A Window into the Future of Insights – Bit by Bit: Social Research in the Digital Age

future of insights

“If I could ever build the ideal researcher, I would clone someone who’s a third McKinsey consultant, a third data scientist, and a third someone who’s got the current research skills and instincts, who is concerned about the quality of data, and who knows how to do surveys, to explore complex issues that you can’t address through big data.”
~ Howard Shimmel, former CRO Turner Broadcasting, quoted in The Insights Revolution: Questioning Everything

Insights professionals today tend to be well versed in the art of the survey, but most researchers are not so familiar with the world of data science. But the reality is, we need to learn about data science—and fast.

Fortunately, a powerful new book entitled Bit by Bit: Social Research in the Digital Age, by Princeton professor Matthew J. Salganik, provides a thorough and very readable introduction to the intersection of traditional survey-based methodologies and data science. “This book,” he writes “is for social scientists who want to do more data science, data scientists who want to do more social science and anyone who is interested in the hybrid of these two fields.”

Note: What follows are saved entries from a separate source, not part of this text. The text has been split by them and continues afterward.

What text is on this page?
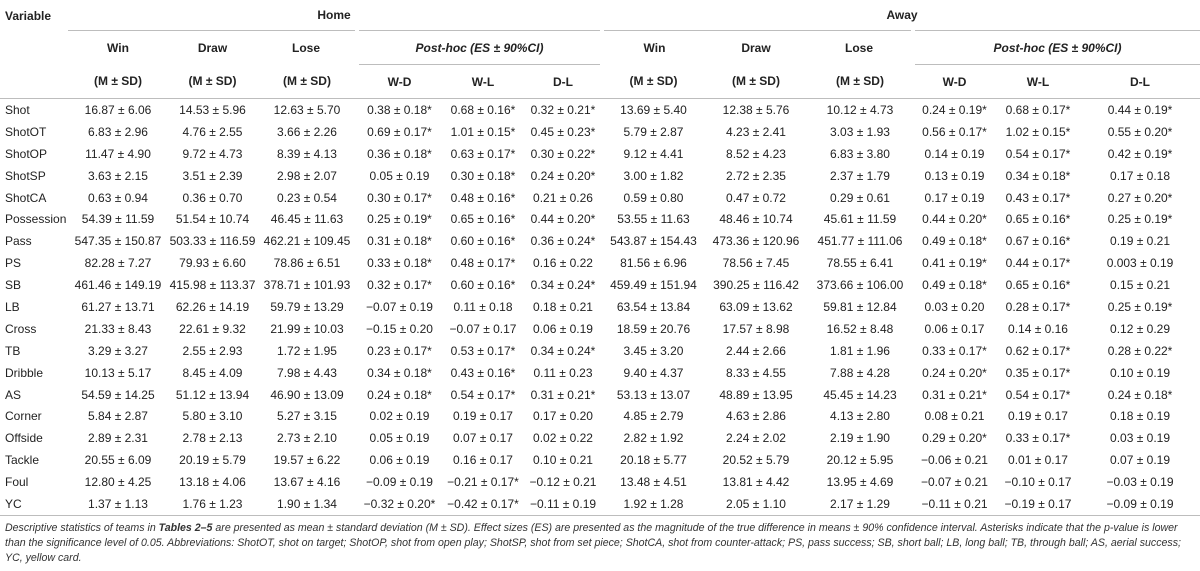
Variable	Home						Away					
	Win	Draw	Lose	Post-hoc (ES ± 90%CI)			Win	Draw	Lose	Post-hoc (ES ± 90%CI)		
	(M ± SD)	(M ± SD)	(M ± SD)	W-D	W-L	D-L	(M ± SD)	(M ± SD)	(M ± SD)	W-D	W-L	D-L
Shot	16.87 ± 6.06	14.53 ± 5.96	12.63 ± 5.70	0.38 ± 0.18*	0.68 ± 0.16*	0.32 ± 0.21*	13.69 ± 5.40	12.38 ± 5.76	10.12 ± 4.73	0.24 ± 0.19*	0.68 ± 0.17*	0.44 ± 0.19*
ShotOT	6.83 ± 2.96	4.76 ± 2.55	3.66 ± 2.26	0.69 ± 0.17*	1.01 ± 0.15*	0.45 ± 0.23*	5.79 ± 2.87	4.23 ± 2.41	3.03 ± 1.93	0.56 ± 0.17*	1.02 ± 0.15*	0.55 ± 0.20*
ShotOP	11.47 ± 4.90	9.72 ± 4.73	8.39 ± 4.13	0.36 ± 0.18*	0.63 ± 0.17*	0.30 ± 0.22*	9.12 ± 4.41	8.52 ± 4.23	6.83 ± 3.80	0.14 ± 0.19	0.54 ± 0.17*	0.42 ± 0.19*
ShotSP	3.63 ± 2.15	3.51 ± 2.39	2.98 ± 2.07	0.05 ± 0.19	0.30 ± 0.18*	0.24 ± 0.20*	3.00 ± 1.82	2.72 ± 2.35	2.37 ± 1.79	0.13 ± 0.19	0.34 ± 0.18*	0.17 ± 0.18
ShotCA	0.63 ± 0.94	0.36 ± 0.70	0.23 ± 0.54	0.30 ± 0.17*	0.48 ± 0.16*	0.21 ± 0.26	0.59 ± 0.80	0.47 ± 0.72	0.29 ± 0.61	0.17 ± 0.19	0.43 ± 0.17*	0.27 ± 0.20*
Possession	54.39 ± 11.59	51.54 ± 10.74	46.45 ± 11.63	0.25 ± 0.19*	0.65 ± 0.16*	0.44 ± 0.20*	53.55 ± 11.63	48.46 ± 10.74	45.61 ± 11.59	0.44 ± 0.20*	0.65 ± 0.16*	0.25 ± 0.19*
Pass	547.35 ± 150.87	503.33 ± 116.59	462.21 ± 109.45	0.31 ± 0.18*	0.60 ± 0.16*	0.36 ± 0.24*	543.87 ± 154.43	473.36 ± 120.96	451.77 ± 111.06	0.49 ± 0.18*	0.67 ± 0.16*	0.19 ± 0.21
PS	82.28 ± 7.27	79.93 ± 6.60	78.86 ± 6.51	0.33 ± 0.18*	0.48 ± 0.17*	0.16 ± 0.22	81.56 ± 6.96	78.56 ± 7.45	78.55 ± 6.41	0.41 ± 0.19*	0.44 ± 0.17*	0.003 ± 0.19
SB	461.46 ± 149.19	415.98 ± 113.37	378.71 ± 101.93	0.32 ± 0.17*	0.60 ± 0.16*	0.34 ± 0.24*	459.49 ± 151.94	390.25 ± 116.42	373.66 ± 106.00	0.49 ± 0.18*	0.65 ± 0.16*	0.15 ± 0.21
LB	61.27 ± 13.71	62.26 ± 14.19	59.79 ± 13.29	−0.07 ± 0.19	0.11 ± 0.18	0.18 ± 0.21	63.54 ± 13.84	63.09 ± 13.62	59.81 ± 12.84	0.03 ± 0.20	0.28 ± 0.17*	0.25 ± 0.19*
Cross	21.33 ± 8.43	22.61 ± 9.32	21.99 ± 10.03	−0.15 ± 0.20	−0.07 ± 0.17	0.06 ± 0.19	18.59 ± 20.76	17.57 ± 8.98	16.52 ± 8.48	0.06 ± 0.17	0.14 ± 0.16	0.12 ± 0.29
TB	3.29 ± 3.27	2.55 ± 2.93	1.72 ± 1.95	0.23 ± 0.17*	0.53 ± 0.17*	0.34 ± 0.24*	3.45 ± 3.20	2.44 ± 2.66	1.81 ± 1.96	0.33 ± 0.17*	0.62 ± 0.17*	0.28 ± 0.22*
Dribble	10.13 ± 5.17	8.45 ± 4.09	7.98 ± 4.43	0.34 ± 0.18*	0.43 ± 0.16*	0.11 ± 0.23	9.40 ± 4.37	8.33 ± 4.55	7.88 ± 4.28	0.24 ± 0.20*	0.35 ± 0.17*	0.10 ± 0.19
AS	54.59 ± 14.25	51.12 ± 13.94	46.90 ± 13.09	0.24 ± 0.18*	0.54 ± 0.17*	0.31 ± 0.21*	53.13 ± 13.07	48.89 ± 13.95	45.45 ± 14.23	0.31 ± 0.21*	0.54 ± 0.17*	0.24 ± 0.18*
Corner	5.84 ± 2.87	5.80 ± 3.10	5.27 ± 3.15	0.02 ± 0.19	0.19 ± 0.17	0.17 ± 0.20	4.85 ± 2.79	4.63 ± 2.86	4.13 ± 2.80	0.08 ± 0.21	0.19 ± 0.17	0.18 ± 0.19
Offside	2.89 ± 2.31	2.78 ± 2.13	2.73 ± 2.10	0.05 ± 0.19	0.07 ± 0.17	0.02 ± 0.22	2.82 ± 1.92	2.24 ± 2.02	2.19 ± 1.90	0.29 ± 0.20*	0.33 ± 0.17*	0.03 ± 0.19
Tackle	20.55 ± 6.09	20.19 ± 5.79	19.57 ± 6.22	0.06 ± 0.19	0.16 ± 0.17	0.10 ± 0.21	20.18 ± 5.77	20.52 ± 5.79	20.12 ± 5.95	−0.06 ± 0.21	0.01 ± 0.17	0.07 ± 0.19
Foul	12.80 ± 4.25	13.18 ± 4.06	13.67 ± 4.16	−0.09 ± 0.19	−0.21 ± 0.17*	−0.12 ± 0.21	13.48 ± 4.51	13.81 ± 4.42	13.95 ± 4.69	−0.07 ± 0.21	−0.10 ± 0.17	−0.03 ± 0.19
YC	1.37 ± 1.13	1.76 ± 1.23	1.90 ± 1.34	−0.32 ± 0.20*	−0.42 ± 0.17*	−0.11 ± 0.19	1.92 ± 1.28	2.05 ± 1.10	2.17 ± 1.29	−0.11 ± 0.21	−0.19 ± 0.17	−0.09 ± 0.19
Descriptive statistics of teams in Tables 2–5 are presented as mean ± standard deviation (M ± SD). Effect sizes (ES) are presented as the magnitude of the true difference in means ± 90% confidence interval. Asterisks indicate that the p-value is lower than the significance level of 0.05. Abbreviations: ShotOT, shot on target; ShotOP, shot from open play; ShotSP, shot from set piece; ShotCA, shot from counter-attack; PS, pass success; SB, short ball; LB, long ball; TB, through ball; AS, aerial success; YC, yellow card.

He makes this intersection relatable for insights professionals by focusing on research design. “If you think of social research as the process of asking and answering questions about human behavior, then research design is the connective tissue; research design links questions and answers.”

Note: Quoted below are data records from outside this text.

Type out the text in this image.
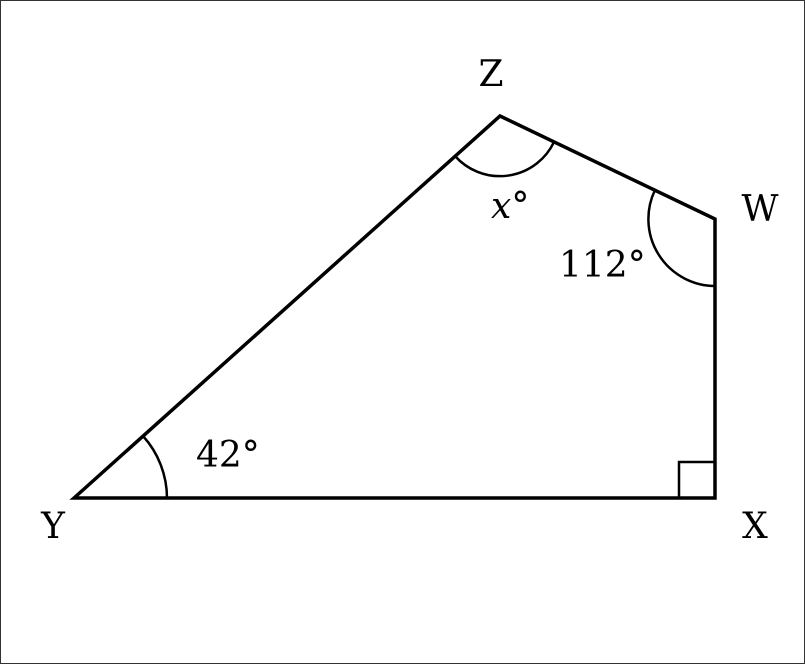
Z
W
Y	X
x°
112°
42°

The book has chapters on observing behavior, asking questions, running experiments, creating mass collaboration, and ethics. It concludes with a chapter on the future of digital social research. Each chapter is exhaustively illustrated with vivid examples drawn from hundreds of studies (there are 55 pages of references alone).

Bit by Bit is written to be “helpful, future oriented and optimistic.” Salganik’s enthusiasm for the subject shines through on every page. And he has an outstanding ability to distill what could be complex and dry subjects into very engaging bite-sized lessons. This one example, from the introduction of the book, neatly captures the power of combining survey research methods and big data:

“In the summer of 2009, mobile phones were ringing all across Rwanda. In addition to the millions of calls from family, friends, and business associates, about 1,000 Rwandans received a call from Joshua Blumenstock and his colleagues. These researchers were studying wealth and poverty by conducting a survey of a random sample of people from a database of 1.5 million customers of Rwanda’s largest mobile phone provider. Blumenstock and colleagues asked the randomly selected people if they wanted to participate in a survey, explained the nature of the research to them, and then asked a series of questions about their demographic, social, and economic characteristics.

Everything I have said so far makes this sound like a traditional social science survey. But what comes next is not traditional—at least not yet. In addition to the survey data, Blumenstock and colleagues also had the complete call records for all 1.5 million people. Combining these two sources of data, they used the survey data to train a machine learning model to predict a person’s wealth based on their call records. Next, they used this model to estimate the wealth of all 1.5 million customers in the database. They also estimated the places of residence of all 1.5 million customers using the geographic information embedded in the call records. Putting all of this together—the estimated wealth and the estimated place of residence—they were able to produce high-resolution maps of the geographic distribution of wealth in Rwanda. In particular, they could produce an estimated wealth for each of Rwanda’s 2,148 cells, the smallest administrative unit in the country.

It was impossible to validate these estimates because nobody had ever produced estimates for such small geographic areas in Rwanda. But when Blumenstock and colleagues aggregated their estimates to Rwanda’s thirty districts, they found that these estimates were very similar to those from the Demographic and Health Survey, which is widely considered to be the gold standard of surveys in developing countries. Although these two approaches produced similar estimates in this case, the approach of Blumenstock and colleagues was about ten times faster and fifty times cheaper than the traditional Demographic and Health Surveys. These dramatically faster and cheaper estimates create new possibilities for researchers, governments, and companies.”

If you are interested in learning more about doing research that is faster, cheaper and more accurate and actionable, then I would strongly encourage you to pick up a copy of Bit by Bit: Social Research in the Digital Age.